Kurapika menoleh lemas ke arah Killua. Tak lama, ia tersenyum. "Sore, Killua." Jawab Kurapika. "Killua, maafkan atas ke tidaksopananku tadi."
Killua yang mendengar itu hanya tertawa cekikikkan. "Hihi.. Lupakan. Itu bukan hal yang besar! Oh, aku membawakanmu.. Ini!" Killua memberikan bungkusan sedang kepada Kurapika.
"Apa ini?"
Killua tersenyum lebar. "Buka saja."
Lalu, Kurapika membuka bungkus kado berwarna biru dan berpita kuning itu.

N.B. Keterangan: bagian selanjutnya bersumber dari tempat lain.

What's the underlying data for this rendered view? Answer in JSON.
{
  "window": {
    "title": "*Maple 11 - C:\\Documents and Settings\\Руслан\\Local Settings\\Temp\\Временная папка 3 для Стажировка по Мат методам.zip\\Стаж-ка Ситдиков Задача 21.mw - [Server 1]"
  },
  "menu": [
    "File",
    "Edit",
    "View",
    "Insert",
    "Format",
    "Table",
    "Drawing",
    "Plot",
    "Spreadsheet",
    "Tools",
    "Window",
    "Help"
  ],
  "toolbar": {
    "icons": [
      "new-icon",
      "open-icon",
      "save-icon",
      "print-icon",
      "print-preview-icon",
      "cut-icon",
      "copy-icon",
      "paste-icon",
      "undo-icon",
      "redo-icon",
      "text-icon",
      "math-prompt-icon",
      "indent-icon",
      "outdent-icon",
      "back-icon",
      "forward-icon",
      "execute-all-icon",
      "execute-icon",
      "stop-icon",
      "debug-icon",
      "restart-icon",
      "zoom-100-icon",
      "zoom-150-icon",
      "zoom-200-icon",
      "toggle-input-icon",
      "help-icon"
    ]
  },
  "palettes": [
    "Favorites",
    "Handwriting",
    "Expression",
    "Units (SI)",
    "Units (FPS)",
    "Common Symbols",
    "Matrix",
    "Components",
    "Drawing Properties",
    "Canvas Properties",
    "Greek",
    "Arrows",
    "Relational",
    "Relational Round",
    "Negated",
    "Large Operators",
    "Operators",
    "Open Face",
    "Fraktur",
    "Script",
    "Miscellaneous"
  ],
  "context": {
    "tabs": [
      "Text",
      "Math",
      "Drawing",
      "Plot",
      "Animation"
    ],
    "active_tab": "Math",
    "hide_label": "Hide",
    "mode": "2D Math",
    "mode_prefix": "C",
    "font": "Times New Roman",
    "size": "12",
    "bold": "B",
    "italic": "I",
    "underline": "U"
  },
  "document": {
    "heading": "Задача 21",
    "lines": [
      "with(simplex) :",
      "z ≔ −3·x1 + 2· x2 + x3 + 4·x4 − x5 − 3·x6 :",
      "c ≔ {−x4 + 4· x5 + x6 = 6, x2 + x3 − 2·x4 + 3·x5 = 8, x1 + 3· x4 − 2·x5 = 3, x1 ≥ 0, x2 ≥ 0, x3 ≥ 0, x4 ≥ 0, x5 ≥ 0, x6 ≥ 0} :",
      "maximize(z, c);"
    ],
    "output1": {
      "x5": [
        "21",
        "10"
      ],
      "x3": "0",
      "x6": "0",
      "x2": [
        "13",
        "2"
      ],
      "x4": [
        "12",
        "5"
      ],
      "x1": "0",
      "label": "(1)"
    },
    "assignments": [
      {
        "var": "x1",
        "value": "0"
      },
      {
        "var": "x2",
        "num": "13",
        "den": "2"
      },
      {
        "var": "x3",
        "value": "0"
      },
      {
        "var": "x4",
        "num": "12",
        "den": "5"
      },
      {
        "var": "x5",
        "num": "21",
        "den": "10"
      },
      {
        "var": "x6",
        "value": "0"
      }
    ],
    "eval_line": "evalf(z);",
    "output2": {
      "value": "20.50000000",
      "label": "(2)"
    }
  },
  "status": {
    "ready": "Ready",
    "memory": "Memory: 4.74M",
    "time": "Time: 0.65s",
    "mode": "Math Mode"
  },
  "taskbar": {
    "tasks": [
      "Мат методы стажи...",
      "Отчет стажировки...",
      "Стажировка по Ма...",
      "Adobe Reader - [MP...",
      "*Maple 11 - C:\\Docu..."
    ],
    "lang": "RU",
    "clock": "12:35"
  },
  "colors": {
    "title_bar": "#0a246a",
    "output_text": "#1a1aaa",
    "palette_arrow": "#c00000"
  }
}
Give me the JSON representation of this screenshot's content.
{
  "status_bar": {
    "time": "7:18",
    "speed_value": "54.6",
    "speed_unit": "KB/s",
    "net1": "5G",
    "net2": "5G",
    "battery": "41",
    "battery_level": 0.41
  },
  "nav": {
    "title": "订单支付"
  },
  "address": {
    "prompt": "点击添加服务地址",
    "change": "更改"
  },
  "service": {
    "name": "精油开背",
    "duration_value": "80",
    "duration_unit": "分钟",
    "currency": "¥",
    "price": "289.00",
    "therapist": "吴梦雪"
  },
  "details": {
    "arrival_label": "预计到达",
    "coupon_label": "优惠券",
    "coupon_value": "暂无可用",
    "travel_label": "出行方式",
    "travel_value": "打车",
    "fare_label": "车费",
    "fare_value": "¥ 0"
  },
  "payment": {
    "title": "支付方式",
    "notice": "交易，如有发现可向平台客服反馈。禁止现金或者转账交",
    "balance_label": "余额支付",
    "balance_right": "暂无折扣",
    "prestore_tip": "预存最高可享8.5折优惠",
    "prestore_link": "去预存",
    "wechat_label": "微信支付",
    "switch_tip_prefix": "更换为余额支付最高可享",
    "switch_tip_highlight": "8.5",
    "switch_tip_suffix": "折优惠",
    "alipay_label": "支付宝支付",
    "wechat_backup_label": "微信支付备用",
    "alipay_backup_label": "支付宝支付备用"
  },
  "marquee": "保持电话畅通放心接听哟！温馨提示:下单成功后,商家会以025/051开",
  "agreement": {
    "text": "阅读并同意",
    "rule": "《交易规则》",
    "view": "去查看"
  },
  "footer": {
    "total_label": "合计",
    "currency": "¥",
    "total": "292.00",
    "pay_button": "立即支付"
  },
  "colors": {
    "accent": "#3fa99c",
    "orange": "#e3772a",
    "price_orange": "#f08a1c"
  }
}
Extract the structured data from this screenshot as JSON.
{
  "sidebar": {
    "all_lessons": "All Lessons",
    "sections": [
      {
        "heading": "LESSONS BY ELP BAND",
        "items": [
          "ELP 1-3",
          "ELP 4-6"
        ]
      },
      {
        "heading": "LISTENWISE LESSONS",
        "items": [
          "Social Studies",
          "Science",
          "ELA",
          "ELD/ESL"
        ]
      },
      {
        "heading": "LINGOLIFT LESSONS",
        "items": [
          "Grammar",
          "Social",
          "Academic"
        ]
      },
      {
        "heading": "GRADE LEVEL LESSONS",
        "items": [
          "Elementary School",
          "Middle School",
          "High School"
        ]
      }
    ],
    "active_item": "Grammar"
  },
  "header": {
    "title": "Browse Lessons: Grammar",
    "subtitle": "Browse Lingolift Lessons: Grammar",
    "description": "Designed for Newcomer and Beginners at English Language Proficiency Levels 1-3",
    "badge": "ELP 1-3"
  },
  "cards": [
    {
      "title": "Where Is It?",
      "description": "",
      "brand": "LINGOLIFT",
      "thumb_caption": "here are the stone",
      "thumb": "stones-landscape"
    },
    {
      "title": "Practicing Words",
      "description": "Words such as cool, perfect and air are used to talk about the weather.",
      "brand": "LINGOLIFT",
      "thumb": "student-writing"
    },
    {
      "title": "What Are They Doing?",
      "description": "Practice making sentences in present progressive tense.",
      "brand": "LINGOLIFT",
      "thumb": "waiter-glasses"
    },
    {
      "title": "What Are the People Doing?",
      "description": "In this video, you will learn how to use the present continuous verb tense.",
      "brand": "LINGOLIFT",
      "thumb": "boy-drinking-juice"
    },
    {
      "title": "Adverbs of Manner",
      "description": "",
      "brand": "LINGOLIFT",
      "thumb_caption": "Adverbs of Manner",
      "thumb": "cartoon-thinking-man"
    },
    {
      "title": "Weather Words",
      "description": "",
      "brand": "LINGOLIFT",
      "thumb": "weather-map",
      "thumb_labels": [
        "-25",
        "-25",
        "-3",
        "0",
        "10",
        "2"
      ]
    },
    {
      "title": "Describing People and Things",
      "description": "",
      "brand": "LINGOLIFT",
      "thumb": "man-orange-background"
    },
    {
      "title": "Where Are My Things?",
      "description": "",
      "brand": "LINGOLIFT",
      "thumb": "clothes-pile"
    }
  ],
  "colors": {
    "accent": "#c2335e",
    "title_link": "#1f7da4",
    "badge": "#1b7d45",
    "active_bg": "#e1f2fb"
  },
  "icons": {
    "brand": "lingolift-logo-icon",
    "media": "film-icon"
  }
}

Mata Kurapika berbinar melihat isi yang ada di dalamnya. "Sebuah.. Cincin? Untuk siapa?"
Killua beranjak dari bangku tempatnya duduk ke sebelah Kurapika. Ia mengambil cincin itu dari Kurapika. Memasangkannya ke jari manisnya. "Tentu saja untukmu." Kata Killua sambil tersenyum setelah selesai memasangkan cincin itu di jari Kurapika.
Kurapika tersipu dengan hadiah yang diberikan pemuda berambut perak itu padanya.
Aku berjanji tidak akan memacari, mengencani atau menyukai siapapun kecuali gadis itu.
Tiba-tiba Kurapika teringat janji Kuroro yang diberitahu oleh Pariston. Ia menundukkan kepalanya dan melepaskan cincin itu dari jadi manisnya. Killua yang melihat itu terkejut. "Kenapa? Kau tidak menyukai modelnya? Atau ukurannya terlalu kecil? Terlalu besar?"
Kurapika mengangkat kepalanya dan menoleh ke arah Killua lalu tersenyum. Ia menggelengkan kepalanya pelan. "Tidak. Bukan apa-apa. Bukan karena aku tidak menyukai modelnya, ataupun ukurannya."
"Tapi.. Kenapa?"
"Aku hanya teringat akan janji seseorang."
Killua terbelalak. "Janji seseorang? Siapa?"
Kurapika menggelengkan kepalanya pelan lagi dan tersenyum. Ia menarik nafas dan menghela nafas panjang. "Tidak. Bukan siapa-siapa. Lagipula, orang itu sudah tidak ada.." Kurapika tersentak. Ia melambaikan kedua tangannya di depan. Anggap saja ia bilang, bukan. "..Bukan mati, maksudku.. A-aku hanya.. Ahaha.. Berusaha melupakannya!"
Killua hanya terdiam dan mendengarkan. Ia tersenyum paksa. "Baiklah. Aku tidak mengerti apa maksudnya, tapi.. Apakah orang itu sangat spesial bagimu, sampai kau sulit melupakannya?"
"A-a.. Hm.. Bagaimana, ya? I-itu sih.." Kalimat Kurapika terpotong ketika ponselnya berdering. Ia mengambil ponsel itu dan mengangkatnya. "Maaf, Killua."
Killua mengangguk dan tersenyum. Lalu mempersilahkan Kurapika untuk mengangkat telfonnya.
"Halo? Oh, Shalnark! Iya.. Aku sudah agak baikan.. Hm.. Apa?! Haha.. Tidak mungkin! Jangan bodoh!
.
.
.
Oh.. Jadi, ia akan mempercepatnya? Oh. Masa bodohlah. Aku tidak peduli padanya."
"Apa!? Kau sudah tidak peduli padanya? Kenapa?"
Kurapika menundukkan kepalanya dalam-dalam. "E-entahlah. Hatiku sudah terlalu lelah menerima semua keinginannya. Oh, maksudku, ia pergi, ia menyuruhku cepat sembuh dan cepat mengingkat kalian lagi.. Ia menyuruhku untuk menunggu kedatangannya.. A-aku sudah lelah, Shalnark."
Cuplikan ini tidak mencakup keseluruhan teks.